Reconstructing Diet Histories and Migration Pathways of Bluefin Tuna from Compound-Specific Stable Isotope Analyses of
Scales and Bone 
PI: Simon R. Thorrold and Leah A. Houghton
PROJECT DESCRIPTION:
We proposed to develop and apply isotope ratio monitoring gas chromatography mass spectrometry to the analysis of
compound-specific d13C and d15N values in amino acids, and conventional isotope ratio mass spectrometry to measure
dH and d18O , from scales and bone of Atlantic bluefin tuna (ABT) . Our focus was on scales, in particular, because
they can be collected without sacrificing the fish. This is critical if we are to correlate migratory pathways
determined using conventional and archival tagging approaches with independent information on natal origins of
individual fish determined from geochemical signatures in tissues. We plan to develop a technique to provide information
on dietary history and natal origins of an individual fish, based on dH, d13C , d15N and d18O, which could then be outfitted
with an archival tag and released.
PROGRESS thru 10/31/2006:
We have developed a method for measuring d 13 C in amino acids from fish scales and vertebrae. We initially extracted and
hydrolyzed individual amino acids from proteins that were then analyzed for d 13 C using irm-GC/MS. However, amino acids
must be derivitized to volatile compounds prior to analysis, a process that adds carbon atoms to the original molecule.
In the case of d 13 C measurements, derivatization isotopically biases the derivative carbon over the amino acids to differing
extents depending on the carbon skeleton of the amino acids. And critically for our application, irm-GC/MS has proved unsuitable
for quantifying isotope ratios where analyte quantities are limited.
Given these problems, we have focused our attention on the moving-wire interface that is used to introduce CO2 gas, a product of the combustion of organic compounds, to an isotope ratio mass spectrometer. Briefly, hydrolyzed amino acids are separated and purified using high performance liquid chromatography (HPLC). One microliter droplets of water containing individual amino acids are deposited on a moving nickel wire every 30 to 40 seconds and are transported through a heating element to evaporate the water. From there the sample is carried into a combustion furnace where the nonvolatile or semi volatile compounds are quantitatively combusted to CO 2 , H 2 O, and N 2 + NO x gas. A small portion of these gases is diverted in a stream of helium through a membrane dryer to remove H 2 O, and is then carried into the mass spectrometer.
Preliminary Data
We have focused initially on determining stable carbon isotopes in specific amino acids using moving wire irm-MS. Our first step was
to demonstrate that we would recover d 13 C values from amino acids, separated and purified using HPLC, with the moving wire interface.
Figure 1. Compound specific d13C values for glycine, serine and glutamine standards analyzed using
conventional irm-MS (squares) and moving wire irm-MS (circles) before (closed symbols) and after (open symbols)
passing the compounds through a separation and purification process required for scale and vertebra samples.

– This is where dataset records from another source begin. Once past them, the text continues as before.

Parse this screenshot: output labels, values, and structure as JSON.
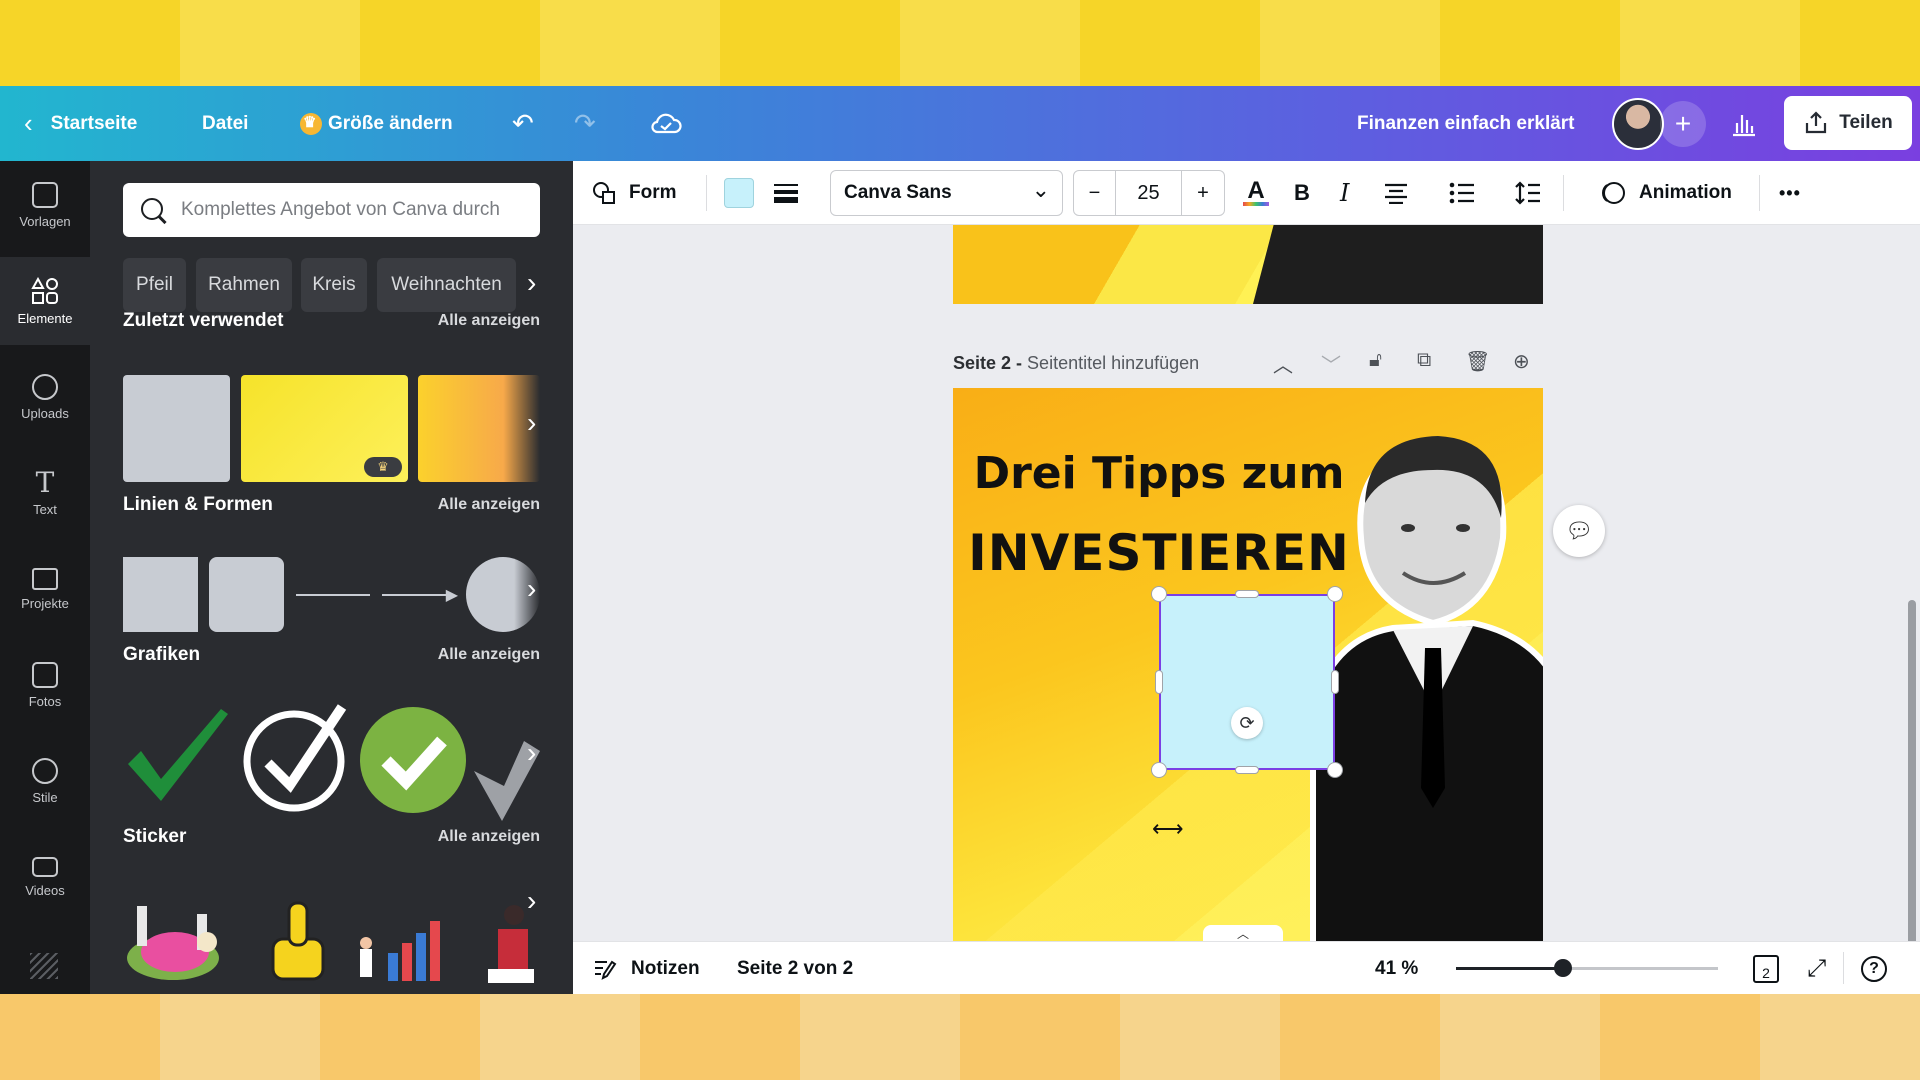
{
  "topbar": {
    "home": "Startseite",
    "file": "Datei",
    "resize": "Größe ändern",
    "project_title": "Finanzen einfach erklärt",
    "share": "Teilen",
    "icons": [
      "back-chevron-icon",
      "undo-icon",
      "redo-icon",
      "cloud-saved-icon",
      "plus-icon",
      "insights-chart-icon",
      "share-upload-icon"
    ]
  },
  "rail": {
    "items": [
      {
        "label": "Vorlagen",
        "icon": "templates-icon"
      },
      {
        "label": "Elemente",
        "icon": "elements-icon",
        "active": true
      },
      {
        "label": "Uploads",
        "icon": "upload-cloud-icon"
      },
      {
        "label": "Text",
        "icon": "text-icon"
      },
      {
        "label": "Projekte",
        "icon": "folder-icon"
      },
      {
        "label": "Fotos",
        "icon": "photo-icon"
      },
      {
        "label": "Stile",
        "icon": "palette-icon"
      },
      {
        "label": "Videos",
        "icon": "video-icon"
      }
    ]
  },
  "panel": {
    "search_placeholder": "Komplettes Angebot von Canva durch",
    "chips": [
      "Pfeil",
      "Rahmen",
      "Kreis",
      "Weihnachten"
    ],
    "see_all": "Alle anzeigen",
    "sections": {
      "recent": "Zuletzt verwendet",
      "lines_shapes": "Linien & Formen",
      "graphics": "Grafiken",
      "stickers": "Sticker"
    }
  },
  "toolbar": {
    "shape": "Form",
    "font": "Canva Sans",
    "size_minus": "−",
    "font_size": "25",
    "size_plus": "+",
    "bold": "B",
    "italic": "I",
    "animation": "Animation",
    "more": "•••",
    "shape_color": "#c7f1fb"
  },
  "canvas": {
    "page_label": "Seite 2 -",
    "page_title_placeholder": "Seitentitel hinzufügen",
    "headline_line1": "Drei Tipps zum",
    "headline_line2": "INVESTIEREN"
  },
  "bottombar": {
    "notes": "Notizen",
    "page_info": "Seite 2 von 2",
    "zoom": "41 %",
    "zoom_level": 0.41,
    "page_count": "2",
    "help": "?"
  }
}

Preliminary results are very promising (Figure 1). We have successfully separated and purified the three most common amino acids found in ABT scales and vertebrae (glycine, serine and glutamine) using HPLC. More importantly, we have shown that this process doesn’t induce significant carbon isotope fractionation. Finally, we have demonstrated that, by using the moving wire interface, we can accurately quantify d13C values from nanogram levels of carbon in the individual amino acids. Carbon isotope values for each of the three amino acid match well with values obtained by an outside laboratory at UC Davis using conventional irm-MS.
PLANS FOR THE NEXT SIX MONTHS TO YEAR:
IIn the next 6 months we plan initially to modify the moving wire interface so that d13C and d15N values can be obtained from glycine, serine and glutamine. We will then focus our attention on scales from 1+ ABTs collected in the eastern Atlantic (Bay of Biscay) and the Northwest Atlantic (Gulf of Maine). We will analyze scale samples for bulk d18 using conventional irm-MS, and for d13C and d15N in glycine, serine and glutamine that will be separated and purified using HPLC and analyzed using moving wire irm-MS. Isotope-isotope plots will then be used to determine if it is possible to identify natal origins of ABTs based on isotope signatures in scales.